Ben LaMar Gay
Certain Reveries
Ben Lamar Gay (tp, voc, synth), Tommaso Moretti (dms)
Label / Distribution : International Anthem
Le travail du trompettiste et électronicien Ben LaMar Gay est à apprécier en connaissant globalement le travail de l’artiste. On a tôt fait de le ranger dans la catégorie des sidemen de luxe pour Mike Reed, Makaya McCraven, Damon Locks ou jaimie branch. Le membre de l’AACM a aussi un univers bien à lui, et c’est peu de dire qu’il est riche et surprenant : on avait pu goûter la diversité de Downtown Castles Can Never Blocks The Sun, paru en 2018 sur le label International Anthems, puis sur le plus sombre Open Arms to Open Us paru sur le même label en 2021, où l’on retrouvait Tomeka Reid. La fidélité paie, puisque c’est toujours National Anthems qui publie Certain Reveries, un duo avec le fidèle batteur Tommaso Moretti avec qui il partage aussi le trio Bottle Tree. Une plongée en un univers onirique fiévreux et alcalin, comme en témoigne « You Ain’t Never Lied », morceau inaugural où s’impose une litanie qui ressemble à l’appel d’un muezzin altéré par l’électronique et les boucles imparfaites. Une voix le chasse, profonde et intrigante, portée par une batterie solide.

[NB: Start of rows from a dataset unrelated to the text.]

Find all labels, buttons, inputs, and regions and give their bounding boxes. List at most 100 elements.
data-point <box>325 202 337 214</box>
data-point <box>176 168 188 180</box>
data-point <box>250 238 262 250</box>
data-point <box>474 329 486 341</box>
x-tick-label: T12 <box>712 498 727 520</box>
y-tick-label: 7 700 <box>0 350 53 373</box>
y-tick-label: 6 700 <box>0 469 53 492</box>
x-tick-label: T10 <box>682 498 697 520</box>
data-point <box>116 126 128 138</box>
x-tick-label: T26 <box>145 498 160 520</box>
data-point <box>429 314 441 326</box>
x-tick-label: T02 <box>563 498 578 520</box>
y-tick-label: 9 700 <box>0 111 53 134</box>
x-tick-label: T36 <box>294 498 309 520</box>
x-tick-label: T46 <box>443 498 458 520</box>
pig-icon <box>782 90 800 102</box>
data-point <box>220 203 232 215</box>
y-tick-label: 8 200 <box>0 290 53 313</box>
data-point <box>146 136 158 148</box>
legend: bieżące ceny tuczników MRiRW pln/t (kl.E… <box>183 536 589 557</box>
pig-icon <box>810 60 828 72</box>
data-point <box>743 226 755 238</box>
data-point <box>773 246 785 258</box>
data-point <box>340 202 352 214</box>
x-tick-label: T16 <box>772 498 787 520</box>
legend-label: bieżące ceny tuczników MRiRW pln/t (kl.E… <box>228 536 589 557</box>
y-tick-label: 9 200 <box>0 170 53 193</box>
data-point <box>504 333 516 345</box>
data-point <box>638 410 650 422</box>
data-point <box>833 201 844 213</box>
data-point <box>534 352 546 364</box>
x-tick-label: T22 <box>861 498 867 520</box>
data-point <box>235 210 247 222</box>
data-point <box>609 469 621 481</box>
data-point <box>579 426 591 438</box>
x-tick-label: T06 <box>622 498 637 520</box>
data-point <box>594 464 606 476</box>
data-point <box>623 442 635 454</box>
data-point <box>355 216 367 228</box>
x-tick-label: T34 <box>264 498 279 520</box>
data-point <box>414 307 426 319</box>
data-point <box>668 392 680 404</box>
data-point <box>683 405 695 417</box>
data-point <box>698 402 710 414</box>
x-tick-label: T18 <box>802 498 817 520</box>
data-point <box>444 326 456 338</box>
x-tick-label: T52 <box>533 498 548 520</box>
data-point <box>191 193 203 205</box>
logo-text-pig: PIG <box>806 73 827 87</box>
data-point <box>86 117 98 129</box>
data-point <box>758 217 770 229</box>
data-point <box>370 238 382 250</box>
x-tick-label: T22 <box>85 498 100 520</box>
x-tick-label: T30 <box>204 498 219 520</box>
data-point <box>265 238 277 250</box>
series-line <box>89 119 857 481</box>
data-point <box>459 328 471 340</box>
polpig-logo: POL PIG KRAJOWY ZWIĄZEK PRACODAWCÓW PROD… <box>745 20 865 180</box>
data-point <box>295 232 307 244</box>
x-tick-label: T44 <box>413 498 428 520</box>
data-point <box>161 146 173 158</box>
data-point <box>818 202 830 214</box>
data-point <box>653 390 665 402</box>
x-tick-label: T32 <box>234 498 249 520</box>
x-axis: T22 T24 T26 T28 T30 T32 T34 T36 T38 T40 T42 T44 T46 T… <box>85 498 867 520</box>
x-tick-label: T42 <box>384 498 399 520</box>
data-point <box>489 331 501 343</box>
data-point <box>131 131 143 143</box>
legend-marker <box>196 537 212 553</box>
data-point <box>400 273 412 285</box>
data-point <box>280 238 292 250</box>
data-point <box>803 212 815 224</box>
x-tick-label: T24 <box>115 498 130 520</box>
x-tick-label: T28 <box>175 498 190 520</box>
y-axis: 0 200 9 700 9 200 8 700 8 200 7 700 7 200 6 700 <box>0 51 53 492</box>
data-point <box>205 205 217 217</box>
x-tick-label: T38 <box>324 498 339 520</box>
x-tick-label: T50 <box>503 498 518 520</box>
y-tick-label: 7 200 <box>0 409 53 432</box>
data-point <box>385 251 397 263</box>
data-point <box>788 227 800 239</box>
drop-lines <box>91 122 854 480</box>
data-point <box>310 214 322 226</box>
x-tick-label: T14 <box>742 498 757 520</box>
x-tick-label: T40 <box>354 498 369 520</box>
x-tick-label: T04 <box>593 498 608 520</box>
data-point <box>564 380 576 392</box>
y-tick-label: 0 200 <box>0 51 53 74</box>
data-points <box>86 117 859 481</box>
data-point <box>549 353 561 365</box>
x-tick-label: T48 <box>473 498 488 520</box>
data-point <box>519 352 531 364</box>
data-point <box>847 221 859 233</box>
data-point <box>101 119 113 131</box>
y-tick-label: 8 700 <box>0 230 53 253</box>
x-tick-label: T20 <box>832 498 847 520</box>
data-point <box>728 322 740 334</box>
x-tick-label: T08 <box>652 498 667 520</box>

On nage dans l’incertitude et les courants contraires, loin de la puissance free dans laquelle on a trop vite rangé le trompettiste. Évidemment, il y a des prises de parole tranchantes du cuivre, à l’instar de ce que l’on entend dans « Parade Debris », dans un dialogue trompette/batterie référentiel, proche de ce que l’on peut entendre chez Don Cherry et Ed Blackwell, voire plus récemment entre Taylor Ho Bynum et Tomas Fujiwara. Mais il faudra la tension vaporeuse d’un « The Bioluminescence of Nakedness » pour retourner dans une musique très abstraite, très personnelle et percluse d’électronique, où le silence est partie prenante, supplanté par un clavier au feulement électrique où émerge une trompette impeccable. Toujours aux franges de l’étrange, les directions prises par Ben LaMar Gay et Tommaso Moretti sont radicales et poétiques.
Little LaMar in Slumberland [1], voici comment aurait pu s’appeler ce disque entêtant et addictif. Avec « Skin », un des morceau les plus longs de cet album, on touche à ce que Ben LaMar Gay recherche : une électronique sensuelle, charnelle et brûlante qui dépasse tous les cadres et peut même aller chercher quelques rhizomes pop, bien aidée en cela par un batteur volcanique. On pensera au travail électronique du batteur Gerald Cleaver sur Griots, mais les choix de Ben LaMar Gay interrogent un propos bien plus urbain, plus marqué par des esthétiques nées des machines à Détroit. Certain Reveries est d’une beauté suffocante, qui peut déranger et heurter ; mais c’est ce qui en fait le charme indéfinissable.